Petrol price to hit Sh130 as VAT charge kicks in

The new tax burden will also be felt among consumers of Kerosene, who are mostly low-income households. FILE PHOTO | NMG

What you need to know:

  • Treasury principal secretary Kamau Thugge yesterday confirmed that petroleum products will start attracting the tax on September 1.
  • The move is in line with Kenya’s promise to the International Monetary Fund (IMF) two years ago.
  • The increase in prices at the pump will not be limited to Nairobi but will be felt countrywide beginning September 1.

Nairobi motorists will pay a record Sh130.15 per litre of petrol or about Sh17.9 more beginning next month when petroleum products start attracting 16 per cent value added tax (VAT).

Treasury principal secretary Kamau Thugge yesterday confirmed that petroleum products will start attracting the tax on September 1 in line with Kenya’s promise to the International Monetary Fund (IMF) two years ago.

At prevailing prices diesel, used to power commercial vehicles such as buses and tractors, will cost Sh16.5 more to stand at Sh119.77 a litre after adding the tax.

The new tax burden will also be felt among consumers of Kerosene, who are mostly low-income households that use it for lighting and powering cooking stoves. A litre of kerosene will cost Sh99.44, a Sh13.7 increase from current price of Sh85 per litre.

The increase in prices at the pump will not be limited to Nairobi but will be felt countrywide beginning September 1.

Earlier estimates showed that the 16 per cent tax charge on petroleum products could earn the Treasury – which has continued to suffer perennial budget holes – additional Sh71 billion a year.

VAT was first introduced on petrol, diesel, kerosene and jet fuel in the VAT Act of 2013, with a three-year grace period that would have seen it come into force in 2016 when it was once again deferred to September 2018.

The IMF has been pressing Kenya to do away with tax exemptions as part of a wider plan to grow revenues, reduce budget deficits and ultimately slow down the debt pile-up that has in recent months become a source of national concern.

Yesterday, Dr Thugge said “the grace period has expired”, meaning there will be no going back on the policy.

VAT is levied at the point of sale and is calculated as 16 per cent of all other costs in the product, including other taxes and levies, other than VAT.

That means the additional pain at the pump will be compounded by rising global oil prices that have been steadily rising in recent months.

Consumers in far-flung towns will pay even higher prices arising from added costs such as transport, the sum of which forms the principal amount on which VAT is levied.

Tax experts, however, warned that charging VAT on petroleum bears the potential of causing a general rise in prices of essential goods in all segments of the economy as it affects the cost of transport, which is ultimately passed on to the end users.

“The petroleum VAT is intended to boost government revenues to rebalance the public debt, while also providing essential funding for the Big Four socio-economic agenda,” said George Wachira, the director of Petroleum Focus Consultants, adding that the combined impact of higher import costs and VAT will be to increase producer and consumer prices.

Increased prices of sugar, petrol, electricity and health put pressure on households in the month of July, pushing the inflation rate to a four-month high of 4.35 per cent.

Dr Thugge, however, sought to downplay the looming impact of the new tax, insisting that producers will claim “Input VAT” that was previously not-recoverable, easing their costs base.

“The ability of the VAT-registered taxpayers to recover input VAT will therefore lower their cost base and as such they should be able to retain reasonable margins on petroleum pump prices,” said Dr Thugge.

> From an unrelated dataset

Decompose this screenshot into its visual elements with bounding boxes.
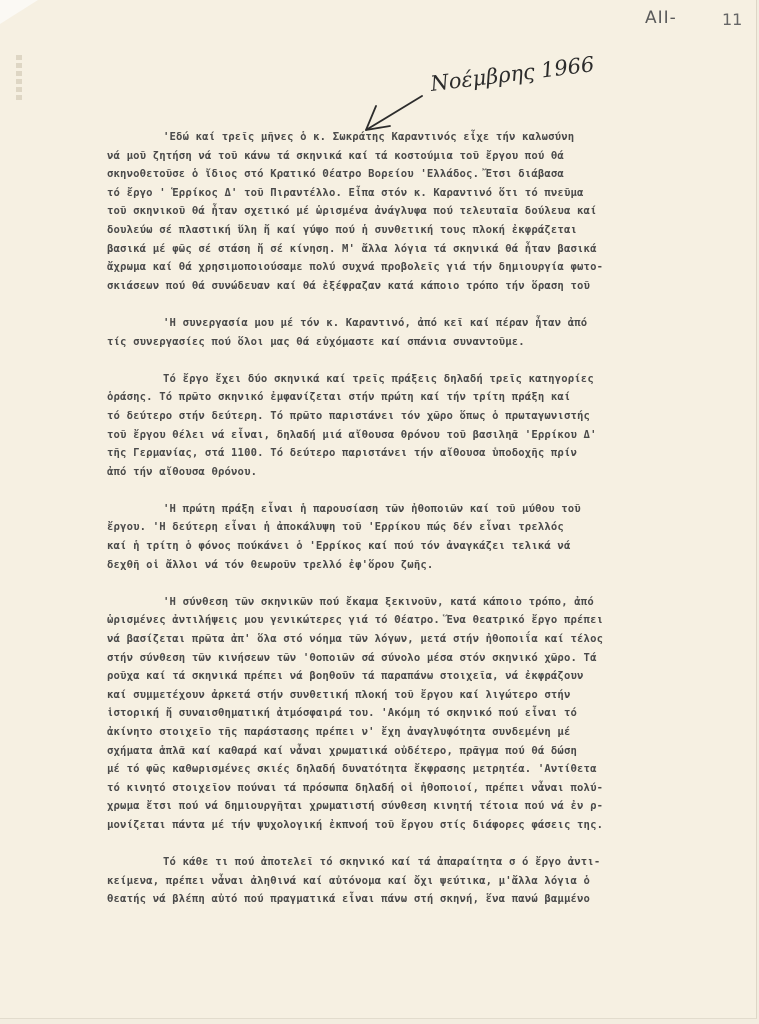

The Treasury is also expecting the supply of liquefied petroleum gas (LPG), which has been zero-rated and spared the VAT, to help cushion consumers from higher energy costs.

“Other items that have direct impact on the livelihoods of ordinary mwananchi remain zero-rated,” Dr Thugge said, citing bread, milk and medicines.

Nikhil Hira, the Deloitte East Africa tax leader, however reckoned that the steep rise in fuel prices will raise the cost of transport, mechanised farming as well as manufacturing with the potential of cooling down activity in an already struggling economy.

“Treasury sits in a precarious fiscal space and could be banking on the extra collections to help narrow the fiscal deficit,” he said.

Consumer Federation of Kenya (Cofek) has hit out at the impending increase in fuel prices, arguing that they are likely to hurt the poor most.

Kenya in 2015 entered a binding agreement with the IMF to charge VAT on fuel and had Treasury officials write a letter of commitment a week before the fund approved a $688.3 million (Sh69 billion) standby loan.

“We are committed to abolish by August 2016 the VAT exemption on oil products,” Treasury secretary Henry Rotich said in the letter to the IMF but failed to follow through until this year.

The precautionary loan serves to cushion the economy from unforeseen shocks to its foreign exchange reserves.

Last week, the IMF completed reviewing the performance of its Sh150 billion forex insurance programme with Kenya, which expires in September.

The IMF did not mention the new status of the facility.